Once the pots are dry, I make up a bucket of two parts John Innes seed compost to one part sharp sand, fill the pots, level the surface, remove the seed from the fridge where it has been since it was received or collected, sow it evenly as possible, top with about one cm of granite grit, label (pencil on white plastic) and place outside in bakers trays. The seed pots remain outside unprotected in all weather until germination occurs. Incidentally, it is worth checking last years sowings now if any ungerminated bulbs are involved, I found new seedlings of three crocuses yesterday.

Here are some of the new seed pans. I have sown 70 so far, but have some to go, and have not yet received either AGS or SRGC seed. I hasten to add that this is completely my fault for going away during the season when the seed lists arrive, so my requests were sent in VERY  late!

Its a seedy time of year...

Peat blocks

A 'watch this space' to conclude. When I first started alpine gardening in the late 1960's, peat gardens and peat walls were all the rage, fostered if not invented by the late Alf Evans. These constructions looked fine for the first year or so, but the peat blocks tended to become infested with Polytrichum moss, and had a tendency to disintegrate after hard frosts. As summers became hotter and drier (and, lest we forget, we had some humdingers in the UK in the mid-70's), the peat tended to dry out and , once dry, was almost impossible to rewet. Even the type of plant grown in the beds (Ericaceous shrubs, primulas, meconopsis, shortias, nomocharis, celmisias and so on) went out of fashion as summers became hotter and drier. Celebrities such as David Bellamy and Geoff Hamilton conducted vigorous and poorly informed campaigns against the use of peat in gardens, and peat gardens almost disappeared.

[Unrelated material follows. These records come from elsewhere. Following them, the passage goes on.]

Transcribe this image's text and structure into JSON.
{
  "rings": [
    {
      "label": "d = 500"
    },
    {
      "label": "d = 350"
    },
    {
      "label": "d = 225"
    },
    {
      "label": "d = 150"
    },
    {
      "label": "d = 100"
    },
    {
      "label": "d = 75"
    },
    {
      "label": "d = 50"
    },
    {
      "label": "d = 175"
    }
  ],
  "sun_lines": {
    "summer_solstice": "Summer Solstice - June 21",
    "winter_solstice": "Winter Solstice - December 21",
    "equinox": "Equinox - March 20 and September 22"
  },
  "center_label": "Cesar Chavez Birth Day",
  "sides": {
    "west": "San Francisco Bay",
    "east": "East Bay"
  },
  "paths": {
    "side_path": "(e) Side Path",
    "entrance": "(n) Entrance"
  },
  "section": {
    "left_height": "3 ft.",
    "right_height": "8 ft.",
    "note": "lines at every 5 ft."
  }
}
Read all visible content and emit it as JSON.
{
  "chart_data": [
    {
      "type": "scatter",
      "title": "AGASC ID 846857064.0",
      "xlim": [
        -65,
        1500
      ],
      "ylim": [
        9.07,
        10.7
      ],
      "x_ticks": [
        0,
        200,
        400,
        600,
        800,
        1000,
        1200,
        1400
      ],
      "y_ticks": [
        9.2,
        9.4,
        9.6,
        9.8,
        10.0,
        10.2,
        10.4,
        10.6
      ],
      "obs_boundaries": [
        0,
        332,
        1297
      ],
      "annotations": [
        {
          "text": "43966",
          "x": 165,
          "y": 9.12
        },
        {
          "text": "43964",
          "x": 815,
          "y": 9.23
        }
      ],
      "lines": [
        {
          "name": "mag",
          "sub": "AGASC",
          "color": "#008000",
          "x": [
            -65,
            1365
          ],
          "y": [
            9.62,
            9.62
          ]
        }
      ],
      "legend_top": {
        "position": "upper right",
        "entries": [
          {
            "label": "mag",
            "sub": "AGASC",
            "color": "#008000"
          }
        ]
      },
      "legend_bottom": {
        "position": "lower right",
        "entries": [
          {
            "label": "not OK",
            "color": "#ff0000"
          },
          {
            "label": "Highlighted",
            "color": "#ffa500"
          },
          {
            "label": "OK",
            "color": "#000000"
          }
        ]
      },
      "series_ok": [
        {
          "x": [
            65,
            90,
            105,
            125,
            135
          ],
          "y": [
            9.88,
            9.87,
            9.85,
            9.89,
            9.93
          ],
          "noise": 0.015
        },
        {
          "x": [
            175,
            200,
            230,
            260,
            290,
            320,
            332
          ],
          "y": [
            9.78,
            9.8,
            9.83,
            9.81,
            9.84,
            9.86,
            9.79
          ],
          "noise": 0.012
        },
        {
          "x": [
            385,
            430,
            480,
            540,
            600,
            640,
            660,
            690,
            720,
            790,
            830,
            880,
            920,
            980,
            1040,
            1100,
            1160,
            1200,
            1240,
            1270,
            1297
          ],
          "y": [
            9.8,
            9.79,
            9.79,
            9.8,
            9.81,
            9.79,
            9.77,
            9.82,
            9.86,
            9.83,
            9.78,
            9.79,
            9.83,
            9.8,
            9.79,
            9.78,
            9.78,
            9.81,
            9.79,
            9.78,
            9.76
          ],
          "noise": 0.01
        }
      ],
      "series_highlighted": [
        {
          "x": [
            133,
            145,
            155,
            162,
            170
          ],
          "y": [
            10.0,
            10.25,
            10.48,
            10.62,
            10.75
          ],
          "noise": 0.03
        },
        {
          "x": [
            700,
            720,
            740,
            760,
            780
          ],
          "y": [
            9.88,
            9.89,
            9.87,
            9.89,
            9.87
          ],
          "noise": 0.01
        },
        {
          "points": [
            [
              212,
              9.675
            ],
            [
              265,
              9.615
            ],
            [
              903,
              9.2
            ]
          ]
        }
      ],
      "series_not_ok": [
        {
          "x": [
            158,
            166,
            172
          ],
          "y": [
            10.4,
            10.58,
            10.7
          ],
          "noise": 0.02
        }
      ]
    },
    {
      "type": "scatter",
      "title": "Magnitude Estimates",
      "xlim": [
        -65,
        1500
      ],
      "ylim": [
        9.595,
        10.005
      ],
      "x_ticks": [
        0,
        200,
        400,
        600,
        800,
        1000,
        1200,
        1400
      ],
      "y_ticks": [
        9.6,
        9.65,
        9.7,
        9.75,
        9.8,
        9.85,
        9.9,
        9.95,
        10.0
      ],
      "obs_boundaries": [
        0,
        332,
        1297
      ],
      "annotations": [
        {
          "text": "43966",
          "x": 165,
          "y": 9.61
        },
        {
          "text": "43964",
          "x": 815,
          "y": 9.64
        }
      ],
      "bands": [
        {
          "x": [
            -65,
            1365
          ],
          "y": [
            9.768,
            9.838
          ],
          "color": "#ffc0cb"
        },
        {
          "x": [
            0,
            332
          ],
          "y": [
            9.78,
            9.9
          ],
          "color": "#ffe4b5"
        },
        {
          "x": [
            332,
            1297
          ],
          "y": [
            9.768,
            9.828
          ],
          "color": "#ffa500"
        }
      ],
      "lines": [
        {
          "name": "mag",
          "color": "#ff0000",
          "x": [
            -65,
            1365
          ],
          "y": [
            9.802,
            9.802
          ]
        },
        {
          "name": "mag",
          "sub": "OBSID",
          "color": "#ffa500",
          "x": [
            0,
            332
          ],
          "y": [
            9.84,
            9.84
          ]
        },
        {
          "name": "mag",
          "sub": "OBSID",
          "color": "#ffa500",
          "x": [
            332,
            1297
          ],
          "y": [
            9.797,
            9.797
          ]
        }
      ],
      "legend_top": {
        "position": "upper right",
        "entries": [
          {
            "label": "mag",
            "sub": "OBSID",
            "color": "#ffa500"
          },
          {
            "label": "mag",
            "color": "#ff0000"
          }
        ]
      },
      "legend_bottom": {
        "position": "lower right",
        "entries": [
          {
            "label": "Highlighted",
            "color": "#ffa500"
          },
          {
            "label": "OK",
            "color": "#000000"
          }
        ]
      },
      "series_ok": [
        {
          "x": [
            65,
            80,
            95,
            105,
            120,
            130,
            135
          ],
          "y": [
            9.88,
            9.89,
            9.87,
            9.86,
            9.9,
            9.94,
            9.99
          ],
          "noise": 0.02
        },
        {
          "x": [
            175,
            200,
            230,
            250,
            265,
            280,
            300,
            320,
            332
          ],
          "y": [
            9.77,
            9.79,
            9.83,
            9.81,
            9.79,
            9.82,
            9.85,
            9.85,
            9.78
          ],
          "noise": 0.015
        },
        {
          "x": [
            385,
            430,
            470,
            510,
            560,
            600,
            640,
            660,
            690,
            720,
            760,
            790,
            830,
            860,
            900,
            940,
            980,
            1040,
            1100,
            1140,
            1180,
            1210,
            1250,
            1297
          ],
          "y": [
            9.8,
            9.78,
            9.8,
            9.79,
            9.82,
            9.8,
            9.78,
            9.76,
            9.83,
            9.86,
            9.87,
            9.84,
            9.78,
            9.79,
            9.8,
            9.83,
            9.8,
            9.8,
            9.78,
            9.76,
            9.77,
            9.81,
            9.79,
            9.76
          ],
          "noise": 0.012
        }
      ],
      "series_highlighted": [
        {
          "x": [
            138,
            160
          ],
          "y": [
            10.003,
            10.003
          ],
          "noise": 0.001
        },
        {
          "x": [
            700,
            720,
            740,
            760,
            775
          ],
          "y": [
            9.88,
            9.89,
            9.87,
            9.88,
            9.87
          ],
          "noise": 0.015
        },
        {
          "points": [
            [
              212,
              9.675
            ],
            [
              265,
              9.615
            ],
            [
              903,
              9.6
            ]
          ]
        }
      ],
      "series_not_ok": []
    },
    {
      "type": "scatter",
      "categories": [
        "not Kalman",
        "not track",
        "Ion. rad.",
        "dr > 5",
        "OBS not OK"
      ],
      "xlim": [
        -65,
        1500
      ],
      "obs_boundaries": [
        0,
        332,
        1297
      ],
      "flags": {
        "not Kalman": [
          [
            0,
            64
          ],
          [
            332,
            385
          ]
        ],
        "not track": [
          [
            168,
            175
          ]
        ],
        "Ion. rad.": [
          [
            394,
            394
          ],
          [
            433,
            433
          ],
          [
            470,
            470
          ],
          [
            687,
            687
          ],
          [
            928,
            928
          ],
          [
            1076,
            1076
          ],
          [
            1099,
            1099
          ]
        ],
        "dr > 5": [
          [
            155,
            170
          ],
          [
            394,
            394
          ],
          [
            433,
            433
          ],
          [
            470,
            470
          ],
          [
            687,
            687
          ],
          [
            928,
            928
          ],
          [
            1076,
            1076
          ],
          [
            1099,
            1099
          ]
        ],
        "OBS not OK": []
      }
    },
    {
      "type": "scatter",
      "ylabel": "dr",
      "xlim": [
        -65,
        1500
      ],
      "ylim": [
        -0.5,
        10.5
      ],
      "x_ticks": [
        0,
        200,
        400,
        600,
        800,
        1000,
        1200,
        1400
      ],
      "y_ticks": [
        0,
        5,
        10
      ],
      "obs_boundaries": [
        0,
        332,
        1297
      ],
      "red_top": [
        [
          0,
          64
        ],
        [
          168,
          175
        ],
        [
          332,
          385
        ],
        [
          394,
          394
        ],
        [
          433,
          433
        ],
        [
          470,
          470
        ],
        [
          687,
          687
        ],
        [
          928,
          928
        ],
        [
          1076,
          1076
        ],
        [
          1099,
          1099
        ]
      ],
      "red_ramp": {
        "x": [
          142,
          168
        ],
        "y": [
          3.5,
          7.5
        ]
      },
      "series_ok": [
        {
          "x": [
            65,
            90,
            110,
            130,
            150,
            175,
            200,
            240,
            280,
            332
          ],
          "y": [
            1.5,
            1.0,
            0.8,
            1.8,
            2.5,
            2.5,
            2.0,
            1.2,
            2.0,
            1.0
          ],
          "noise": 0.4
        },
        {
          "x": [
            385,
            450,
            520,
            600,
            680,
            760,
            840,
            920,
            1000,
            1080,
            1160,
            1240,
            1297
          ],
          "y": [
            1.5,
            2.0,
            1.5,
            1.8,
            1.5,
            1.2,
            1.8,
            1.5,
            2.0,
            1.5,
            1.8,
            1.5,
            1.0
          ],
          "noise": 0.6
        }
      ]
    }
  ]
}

Recently, the introduction of much larger blocks of sedge peat from Sweden has caused a renewed interest in peat gardening and ambitious new gardens have been built by Ron McBeath, Alan Furness and Julia Corden (the Explorers Garden at Pitlochry) amongst others. We are told that this is the only sure way to grow, for instance, shortias and pyrolas, straight into the block itself, often by sowing seed in situ.

Some of these new gardens involve hundreds of massive peat blocks. So far,I have only acquired three! I am finishing with a picture of the site where I intend to build a very modest peat wall. The blocks will need to be cut up and shaped. Some of you will remember the hilarious correspondence in the 'Panel of Experts' section of the AGS Bulletin nearly 40 years ago, during the first enthusiasm for peat gardening. Someone had written to ask how to cut up peat blocks, and had queried the experts reply that this was best done using a 'wood saw', asking where such an unlikely item of equipment could be acquired. Roy Elliott replied bruskely 'in any good hardware shop' (!).